Louie squirmed a bit, ill at ease. He had on buffed leather boots, a many-pocketed tan shirt, and faded Levi’s, and sure enough looked as if he should be on an archeological dig.
He said, “Not long before the crane fell—say, about twenty minutes—I was working a jackhammer and I looked up and saw this guy in a yellow hard hat, carrying a clipboard and taking notes or something. I got a good look at him when I let up on the jackhammer and he became more than a blur. Still, he was some distance away. I got curious and walked over there.”
“So you saw him close up,” Quinn said, as if just to keep the conversational ball rolling. They might have a genuine close-up eyewitness here.
“Yeah,” Louie said. “There wasn’t anything really memorable about him. He was short. Built about average. Little, nimble type, but strong. Like a good flyweight boxer. Even had a cauliflower ear. That’s what I remembered later, when I saw that drawing or something of him on TV.”
“What did you say to him?”
“Asked him if I could help him. He kind of tugged his hard hat down like he didn’t want it to blow off his head.”
“What did he say?”
“Kept kind of doing his job, making notes, checking off stuff, like he was on a schedule. Said, ‘Safety.’ Like it was the one word that should explain it all. So I figured he was an inspector from one of the city agencies. We get ’em all the time, checking for workplace danger, long-term issues, lead-based paint, asbestos . . . that kinda thing.”
“Did you talk about safety?” Fedderman asked.
“Naw. We didn’t gab. We both had things to do.”
“Then?”
“Then he left.”
“Say good-bye?”
“Nope. I guess neither of us thought we had that kinda relationship.”
“Did you see him get into a vehicle?”
“Nope, he just walked outta sight.

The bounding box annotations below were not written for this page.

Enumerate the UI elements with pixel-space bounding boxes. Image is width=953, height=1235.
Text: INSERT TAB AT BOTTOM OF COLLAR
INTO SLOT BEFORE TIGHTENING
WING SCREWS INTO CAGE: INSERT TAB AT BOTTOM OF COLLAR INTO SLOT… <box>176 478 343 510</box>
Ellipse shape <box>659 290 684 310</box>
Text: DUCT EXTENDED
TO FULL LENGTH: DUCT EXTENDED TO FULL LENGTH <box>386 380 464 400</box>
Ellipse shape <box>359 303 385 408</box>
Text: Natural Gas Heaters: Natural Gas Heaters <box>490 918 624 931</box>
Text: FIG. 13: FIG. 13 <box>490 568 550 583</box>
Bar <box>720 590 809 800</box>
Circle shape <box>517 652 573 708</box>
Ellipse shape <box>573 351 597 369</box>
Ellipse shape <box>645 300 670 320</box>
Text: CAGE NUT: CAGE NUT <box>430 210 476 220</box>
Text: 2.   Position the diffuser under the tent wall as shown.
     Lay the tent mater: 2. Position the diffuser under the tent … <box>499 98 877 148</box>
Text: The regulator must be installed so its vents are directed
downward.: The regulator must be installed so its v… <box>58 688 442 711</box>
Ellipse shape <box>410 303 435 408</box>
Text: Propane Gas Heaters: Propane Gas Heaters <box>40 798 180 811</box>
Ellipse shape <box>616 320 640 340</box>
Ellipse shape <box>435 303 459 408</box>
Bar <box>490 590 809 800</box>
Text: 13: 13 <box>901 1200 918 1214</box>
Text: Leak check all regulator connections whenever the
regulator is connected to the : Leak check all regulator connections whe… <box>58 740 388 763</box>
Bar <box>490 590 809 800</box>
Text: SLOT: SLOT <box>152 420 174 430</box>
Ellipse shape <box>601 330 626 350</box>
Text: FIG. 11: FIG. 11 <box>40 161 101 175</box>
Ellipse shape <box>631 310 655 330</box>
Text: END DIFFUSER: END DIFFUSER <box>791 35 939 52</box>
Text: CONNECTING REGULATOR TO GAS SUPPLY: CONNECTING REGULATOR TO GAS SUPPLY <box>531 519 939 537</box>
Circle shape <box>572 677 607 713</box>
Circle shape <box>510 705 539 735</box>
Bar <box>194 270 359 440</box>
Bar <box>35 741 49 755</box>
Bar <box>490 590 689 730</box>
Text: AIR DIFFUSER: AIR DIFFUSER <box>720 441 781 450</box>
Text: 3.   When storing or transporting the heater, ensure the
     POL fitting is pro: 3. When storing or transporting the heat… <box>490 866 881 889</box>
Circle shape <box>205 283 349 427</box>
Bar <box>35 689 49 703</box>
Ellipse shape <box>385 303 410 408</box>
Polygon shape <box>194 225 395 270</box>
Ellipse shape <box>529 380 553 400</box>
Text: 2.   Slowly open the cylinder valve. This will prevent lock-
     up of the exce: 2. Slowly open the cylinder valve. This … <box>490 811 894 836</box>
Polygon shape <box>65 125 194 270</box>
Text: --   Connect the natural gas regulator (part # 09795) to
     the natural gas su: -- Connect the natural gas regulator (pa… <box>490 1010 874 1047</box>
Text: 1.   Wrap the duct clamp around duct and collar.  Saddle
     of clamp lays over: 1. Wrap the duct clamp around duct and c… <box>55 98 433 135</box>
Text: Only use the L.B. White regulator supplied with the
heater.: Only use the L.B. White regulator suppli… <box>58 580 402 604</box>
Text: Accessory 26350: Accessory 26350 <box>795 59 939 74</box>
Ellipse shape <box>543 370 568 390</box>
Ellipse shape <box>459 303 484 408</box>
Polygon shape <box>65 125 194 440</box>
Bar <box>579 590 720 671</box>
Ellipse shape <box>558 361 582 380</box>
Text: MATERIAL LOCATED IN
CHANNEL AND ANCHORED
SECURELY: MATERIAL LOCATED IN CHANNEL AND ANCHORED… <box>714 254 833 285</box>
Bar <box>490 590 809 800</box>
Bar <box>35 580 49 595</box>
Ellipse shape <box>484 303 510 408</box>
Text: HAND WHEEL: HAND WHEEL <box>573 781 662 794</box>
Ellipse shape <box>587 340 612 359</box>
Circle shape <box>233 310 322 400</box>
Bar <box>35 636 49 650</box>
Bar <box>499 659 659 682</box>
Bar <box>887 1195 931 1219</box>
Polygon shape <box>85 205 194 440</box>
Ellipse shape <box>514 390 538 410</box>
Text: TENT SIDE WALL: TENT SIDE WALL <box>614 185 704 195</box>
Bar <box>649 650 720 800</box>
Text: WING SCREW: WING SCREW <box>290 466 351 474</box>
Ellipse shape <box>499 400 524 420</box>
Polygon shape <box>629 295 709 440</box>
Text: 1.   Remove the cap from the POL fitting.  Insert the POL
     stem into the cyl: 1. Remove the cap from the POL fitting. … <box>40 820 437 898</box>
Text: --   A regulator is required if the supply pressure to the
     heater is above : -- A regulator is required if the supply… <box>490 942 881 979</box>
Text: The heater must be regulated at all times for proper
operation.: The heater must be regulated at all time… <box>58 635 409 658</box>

I didn’t think much of it at the time.”
“When did you think of it?”
“A few hours ago. I was watching news on TV, and up pops this picture of somebody that looked familiar. Then, during the commercial, I remembered. The safety guy! Then I read about him on the crawl at the bottom of the screen. I still couldn’t believe it, that I was just a few feet away from this guy, talked to him. So I read some more about him. The Gremlin. That just about scared the pastrami outta me.”
Louie clamped his lips together, looking as if he was in conflict. Quinn waited for him to say more, not asking him, not wanting to be the first to speak. Fedderman maintained the same silence. Sometimes people who are the first to speak say the damnedest things.